Six weeks later all we could see was morning glories. True, their pretty little blue and lavender flowers were "lovely" but their life-sucking-evil-doing roots , their invasive vines and tendrils choked the breath out of innocent Blue Lake Beans just minding their own business. I ripped them out, again and again. But it was so useless. They would see us coming and drop millions of seeds before we could reach them with the hoe. The next year we waited till the morning glories were up and growing but not yet making seed. Then we gleefully ripped through them with the big tractor driven tiller. The third year when they had the nerve to sprout once again, we flooded the garden plot with gasoline (of course it was certified organic, why would you ask ?) and we torched the vindictive vines in a searing blaze of angry gardener angst. Naaaaa. we just pulled and dug and tilled and chopped them up...again.

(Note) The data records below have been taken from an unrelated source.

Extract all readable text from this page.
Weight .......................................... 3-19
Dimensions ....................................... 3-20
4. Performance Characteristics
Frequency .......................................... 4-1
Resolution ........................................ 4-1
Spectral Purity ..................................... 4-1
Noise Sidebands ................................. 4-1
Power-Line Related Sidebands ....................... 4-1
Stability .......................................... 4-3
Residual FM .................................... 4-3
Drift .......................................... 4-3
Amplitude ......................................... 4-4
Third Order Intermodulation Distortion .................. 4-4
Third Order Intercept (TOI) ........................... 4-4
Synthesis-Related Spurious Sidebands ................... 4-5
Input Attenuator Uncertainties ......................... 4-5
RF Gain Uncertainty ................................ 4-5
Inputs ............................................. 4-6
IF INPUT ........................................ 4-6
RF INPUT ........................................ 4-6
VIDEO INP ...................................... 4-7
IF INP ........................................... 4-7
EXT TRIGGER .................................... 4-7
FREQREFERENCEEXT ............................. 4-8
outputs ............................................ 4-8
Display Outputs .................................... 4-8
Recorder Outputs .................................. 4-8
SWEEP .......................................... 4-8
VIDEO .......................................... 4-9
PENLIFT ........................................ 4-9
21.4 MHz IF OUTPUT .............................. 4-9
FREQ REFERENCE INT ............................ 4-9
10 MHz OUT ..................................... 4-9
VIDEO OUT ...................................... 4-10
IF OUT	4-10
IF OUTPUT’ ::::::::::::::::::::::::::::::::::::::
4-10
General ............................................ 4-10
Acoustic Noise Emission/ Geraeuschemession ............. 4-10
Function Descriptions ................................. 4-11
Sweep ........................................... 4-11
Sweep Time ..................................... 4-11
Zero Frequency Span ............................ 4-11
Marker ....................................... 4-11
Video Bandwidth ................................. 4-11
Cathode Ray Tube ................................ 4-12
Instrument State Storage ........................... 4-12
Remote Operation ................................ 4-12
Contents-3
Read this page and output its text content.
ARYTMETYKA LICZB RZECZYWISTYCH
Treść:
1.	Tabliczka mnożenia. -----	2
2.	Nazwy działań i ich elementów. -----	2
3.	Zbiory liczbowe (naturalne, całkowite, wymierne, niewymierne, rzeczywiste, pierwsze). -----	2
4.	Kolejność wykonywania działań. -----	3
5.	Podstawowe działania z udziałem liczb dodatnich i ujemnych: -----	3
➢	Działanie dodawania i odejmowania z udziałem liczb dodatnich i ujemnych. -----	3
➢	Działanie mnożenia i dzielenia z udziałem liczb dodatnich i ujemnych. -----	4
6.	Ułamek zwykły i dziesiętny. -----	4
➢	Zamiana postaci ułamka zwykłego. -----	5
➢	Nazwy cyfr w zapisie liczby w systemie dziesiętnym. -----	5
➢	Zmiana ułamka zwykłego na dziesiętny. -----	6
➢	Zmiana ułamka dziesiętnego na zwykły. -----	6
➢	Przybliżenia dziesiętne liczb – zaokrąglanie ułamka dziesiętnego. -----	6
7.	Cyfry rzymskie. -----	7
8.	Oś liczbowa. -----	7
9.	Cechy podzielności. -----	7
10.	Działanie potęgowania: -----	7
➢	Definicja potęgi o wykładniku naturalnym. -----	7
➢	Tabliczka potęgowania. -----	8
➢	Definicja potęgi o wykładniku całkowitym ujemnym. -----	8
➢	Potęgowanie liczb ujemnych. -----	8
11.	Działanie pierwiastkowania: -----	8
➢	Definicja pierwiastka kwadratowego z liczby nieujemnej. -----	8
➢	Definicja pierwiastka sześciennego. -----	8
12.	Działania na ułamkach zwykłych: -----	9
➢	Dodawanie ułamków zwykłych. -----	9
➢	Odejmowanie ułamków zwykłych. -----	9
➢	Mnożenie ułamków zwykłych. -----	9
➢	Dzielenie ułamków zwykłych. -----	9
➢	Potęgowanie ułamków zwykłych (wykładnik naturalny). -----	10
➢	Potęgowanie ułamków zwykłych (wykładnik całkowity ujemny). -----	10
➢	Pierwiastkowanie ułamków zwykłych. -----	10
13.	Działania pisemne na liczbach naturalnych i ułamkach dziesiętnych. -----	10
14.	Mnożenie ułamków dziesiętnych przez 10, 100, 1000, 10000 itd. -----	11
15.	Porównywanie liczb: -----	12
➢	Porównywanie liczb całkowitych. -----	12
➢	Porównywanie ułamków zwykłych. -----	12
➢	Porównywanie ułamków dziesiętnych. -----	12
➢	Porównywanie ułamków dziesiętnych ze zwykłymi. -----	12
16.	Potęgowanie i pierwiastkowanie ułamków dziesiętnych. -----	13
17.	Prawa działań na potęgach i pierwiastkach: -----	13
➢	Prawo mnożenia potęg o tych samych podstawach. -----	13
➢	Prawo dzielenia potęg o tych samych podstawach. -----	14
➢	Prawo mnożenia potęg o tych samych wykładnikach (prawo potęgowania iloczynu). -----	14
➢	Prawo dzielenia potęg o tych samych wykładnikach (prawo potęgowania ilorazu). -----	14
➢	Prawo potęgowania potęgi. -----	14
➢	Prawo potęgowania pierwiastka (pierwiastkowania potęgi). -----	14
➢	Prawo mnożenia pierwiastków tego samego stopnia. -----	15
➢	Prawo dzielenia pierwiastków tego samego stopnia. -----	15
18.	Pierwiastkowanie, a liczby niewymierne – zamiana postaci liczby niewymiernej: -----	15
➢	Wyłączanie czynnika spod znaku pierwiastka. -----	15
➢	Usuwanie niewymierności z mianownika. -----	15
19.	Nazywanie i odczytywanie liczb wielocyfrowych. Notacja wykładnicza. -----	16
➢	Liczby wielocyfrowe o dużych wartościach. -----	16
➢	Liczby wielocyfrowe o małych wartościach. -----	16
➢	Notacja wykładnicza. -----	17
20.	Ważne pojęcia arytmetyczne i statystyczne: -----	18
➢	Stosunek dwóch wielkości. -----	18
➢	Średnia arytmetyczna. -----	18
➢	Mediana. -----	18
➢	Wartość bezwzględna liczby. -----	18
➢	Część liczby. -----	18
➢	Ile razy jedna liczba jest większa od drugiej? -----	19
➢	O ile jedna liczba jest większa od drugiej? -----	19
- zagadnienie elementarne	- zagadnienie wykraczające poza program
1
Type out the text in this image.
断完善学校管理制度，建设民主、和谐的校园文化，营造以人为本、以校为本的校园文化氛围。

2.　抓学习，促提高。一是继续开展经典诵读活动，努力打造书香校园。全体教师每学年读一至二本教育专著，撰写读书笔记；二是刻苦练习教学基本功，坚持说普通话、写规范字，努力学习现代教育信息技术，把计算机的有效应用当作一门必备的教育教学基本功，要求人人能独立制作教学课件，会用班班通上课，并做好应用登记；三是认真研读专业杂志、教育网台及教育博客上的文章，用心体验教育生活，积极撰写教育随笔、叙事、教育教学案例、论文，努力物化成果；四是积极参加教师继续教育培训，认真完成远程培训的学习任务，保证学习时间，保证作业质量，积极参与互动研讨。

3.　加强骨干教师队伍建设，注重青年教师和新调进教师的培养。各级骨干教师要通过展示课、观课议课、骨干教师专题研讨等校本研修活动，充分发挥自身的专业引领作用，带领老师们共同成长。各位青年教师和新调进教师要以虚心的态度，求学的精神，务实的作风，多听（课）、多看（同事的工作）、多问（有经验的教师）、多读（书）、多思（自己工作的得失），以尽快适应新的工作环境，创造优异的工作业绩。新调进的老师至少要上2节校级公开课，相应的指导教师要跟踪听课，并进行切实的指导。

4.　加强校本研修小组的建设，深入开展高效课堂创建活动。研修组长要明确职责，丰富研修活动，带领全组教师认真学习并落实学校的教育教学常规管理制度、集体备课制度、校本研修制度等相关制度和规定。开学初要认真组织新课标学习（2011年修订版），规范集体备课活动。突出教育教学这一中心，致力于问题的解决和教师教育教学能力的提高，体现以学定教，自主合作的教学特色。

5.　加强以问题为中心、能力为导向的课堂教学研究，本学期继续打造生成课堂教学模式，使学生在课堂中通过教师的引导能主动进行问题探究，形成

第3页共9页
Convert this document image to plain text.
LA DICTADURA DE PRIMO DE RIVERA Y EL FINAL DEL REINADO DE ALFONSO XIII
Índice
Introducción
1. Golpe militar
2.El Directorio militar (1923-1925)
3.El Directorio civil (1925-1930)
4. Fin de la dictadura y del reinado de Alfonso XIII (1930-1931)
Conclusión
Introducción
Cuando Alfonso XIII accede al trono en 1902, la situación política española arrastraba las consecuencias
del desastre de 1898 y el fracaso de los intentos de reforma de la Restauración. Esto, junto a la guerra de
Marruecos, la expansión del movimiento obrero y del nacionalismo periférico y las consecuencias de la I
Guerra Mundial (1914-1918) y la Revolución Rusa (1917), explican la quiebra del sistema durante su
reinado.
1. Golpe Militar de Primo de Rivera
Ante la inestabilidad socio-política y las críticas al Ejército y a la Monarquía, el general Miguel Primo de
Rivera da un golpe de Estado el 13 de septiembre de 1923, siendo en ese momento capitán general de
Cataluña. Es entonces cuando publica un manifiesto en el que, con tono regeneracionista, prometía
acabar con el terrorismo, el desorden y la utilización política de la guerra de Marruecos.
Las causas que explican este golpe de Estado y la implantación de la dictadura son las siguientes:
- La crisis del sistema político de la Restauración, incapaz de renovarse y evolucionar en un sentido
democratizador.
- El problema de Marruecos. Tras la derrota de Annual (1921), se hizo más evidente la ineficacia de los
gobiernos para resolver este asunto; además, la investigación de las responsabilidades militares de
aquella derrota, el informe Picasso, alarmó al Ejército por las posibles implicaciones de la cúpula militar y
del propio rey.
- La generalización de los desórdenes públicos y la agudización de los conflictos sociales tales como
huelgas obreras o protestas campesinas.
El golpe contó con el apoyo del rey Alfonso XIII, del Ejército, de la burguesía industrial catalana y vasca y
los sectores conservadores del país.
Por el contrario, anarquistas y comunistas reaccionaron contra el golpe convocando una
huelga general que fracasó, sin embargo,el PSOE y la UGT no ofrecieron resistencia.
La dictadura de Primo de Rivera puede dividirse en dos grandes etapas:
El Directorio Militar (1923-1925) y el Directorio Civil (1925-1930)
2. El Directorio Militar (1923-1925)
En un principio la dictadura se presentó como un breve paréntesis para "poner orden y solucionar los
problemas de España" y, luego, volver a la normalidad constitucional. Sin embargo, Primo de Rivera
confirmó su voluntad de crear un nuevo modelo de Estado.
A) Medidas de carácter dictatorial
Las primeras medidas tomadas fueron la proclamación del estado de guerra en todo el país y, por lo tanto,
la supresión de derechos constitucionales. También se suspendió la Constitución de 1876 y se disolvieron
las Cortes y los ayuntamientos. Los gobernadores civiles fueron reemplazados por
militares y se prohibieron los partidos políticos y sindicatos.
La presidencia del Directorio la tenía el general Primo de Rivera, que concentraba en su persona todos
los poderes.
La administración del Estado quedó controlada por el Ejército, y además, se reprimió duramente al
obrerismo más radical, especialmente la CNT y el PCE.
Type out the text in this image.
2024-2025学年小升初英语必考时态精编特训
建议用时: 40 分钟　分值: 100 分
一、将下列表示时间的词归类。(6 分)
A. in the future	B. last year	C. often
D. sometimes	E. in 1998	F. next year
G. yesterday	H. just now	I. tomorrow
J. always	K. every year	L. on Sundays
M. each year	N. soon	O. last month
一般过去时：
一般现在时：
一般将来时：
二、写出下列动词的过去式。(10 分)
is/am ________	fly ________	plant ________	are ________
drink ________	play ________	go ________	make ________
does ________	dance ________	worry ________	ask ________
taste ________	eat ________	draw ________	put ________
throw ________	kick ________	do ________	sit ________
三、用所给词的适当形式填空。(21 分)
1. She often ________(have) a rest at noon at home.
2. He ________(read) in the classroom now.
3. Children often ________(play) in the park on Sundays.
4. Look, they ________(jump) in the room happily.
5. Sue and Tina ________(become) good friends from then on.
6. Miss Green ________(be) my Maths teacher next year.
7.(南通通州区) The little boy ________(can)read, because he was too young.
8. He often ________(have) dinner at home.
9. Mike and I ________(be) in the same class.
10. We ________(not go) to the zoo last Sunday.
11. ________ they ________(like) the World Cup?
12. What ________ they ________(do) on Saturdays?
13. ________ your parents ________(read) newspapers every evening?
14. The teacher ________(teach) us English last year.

Year four after the big MG Fiasco...and we have won the battle. One or two still bravely pop up but I very delightfully riiiiiip their heads off. I AM IN CONTROL of the MG's and have proven it by "allowing" just a few of them to grow in another part of the yard where, if they DARED to spread, it would do no harm.

Obviously I still have much to learn about gardening. Remember, I spent my formative years playing on the concrete that "grew" on Ashland Ave. in Chicago.

Potatoes continue to vex me. I've tried ditches with dirt shoveled on top as the plants grow, so that the ditch became big hills by the end of the season. I tried tires last year. It made the garden look like a very neat automotive graveyard but the end result was about 4 spuds per tire tower. This year, the tots were planted in shallow rows, covered with dirt, allowed to grow some more and then repeatedly covered with old hay and straw. Not sure what the end result will be but the mulch has kept weeds at bay.

I also added more flowers . The non-invasive always cooperative Zinnia for example, just to add some color and perhaps force me to see the beauty of the space and not just the tasks that need to be accomplished. I set up two old metal chairs and a recycled tire coffee table so I might actually sit and enjoy the fruits of our labor. We'll see my friend, we'll see.